Eliel nota que a tragédia o fez mais conhecido na cidade. Os passageiros rapidamente o conhecem e querem saber sobre o ocorrido na boate. O taxista diz ter a consciência tranquila e cita que recebe o apoio das pessoas. O assunto é inevitável, embora tenha lhe tirado algumas noites de sono e tenha o levado ao médico.
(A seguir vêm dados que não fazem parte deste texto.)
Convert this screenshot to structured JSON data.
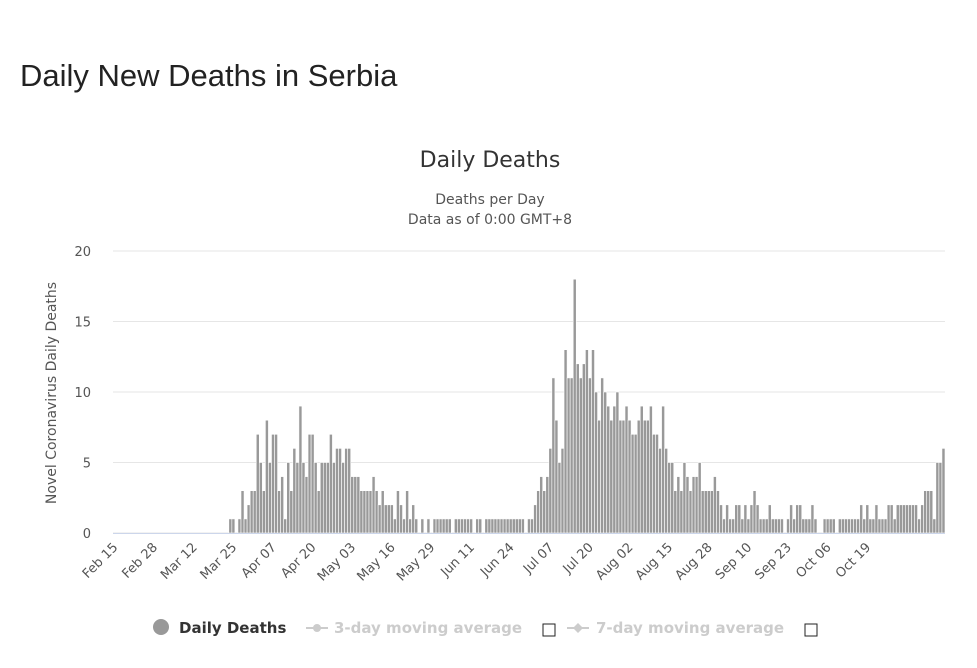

“Muita gente reconhece, puxa assunto, nas primeiras semanas perguntavam muito, queriam saber. Todo mundo me apoia, sou bem conhecido, o pessoal me apoia por ter nascido de novo. Em casa, procuro nem pensar, já sonhei bastante com isso. Não quis ficar em casa, procurei me ocupar, para não pensar muito. Dias depois do incêndio cheguei a ir no médico, pois estava com forte dor muscular, mas foi só isso”.

Apesar de considerar os companheiros de banda como amigos, Eliel não voltou a fazer contato com os outros músicos. Em uma única vez ligou para saber como estavam de saúde. Com Marcelo, vocalista da Gurizada, que segue preso, nunca mais falou. O incêndio na boate matou o gaiteiro da banda: em meio à confusão, Danilo Jaques não conseguiu sair da boate e foi uma das vítimas.

Entenda

O incêndio na boate Kiss, em Santa Maria, região central do Rio Grande do Sul, deixou 239 mortos na madrugada de domingo, dia 27 de janeiro. O fogo teve início durante a apresentação da banda Gurizada Fandangueira, que fez uso de artefatos pirotécnicos no palco. De acordo com relatos de sobreviventes e testemunhas, e das informações divulgadas até o momento por investigadores:

- O vocalista segurou um artefato pirotécnico aceso.
- Era comum a utilização de fogos pelo grupo.
- A banda comprou um sinalizador proibido.
- O extintor de incêndio não funcionou.
- Havia mais público do que a capacidade.
- A boate tinha apenas um acesso para a rua.
- O alvará fornecido pelos Bombeiros estava vencido.
- Mais de 180 corpos foram retirados dos banheiros.
- 90% das vítimas fatais tiveram asfixia mecânica.
- Equipamentos de gravação estavam no conserto.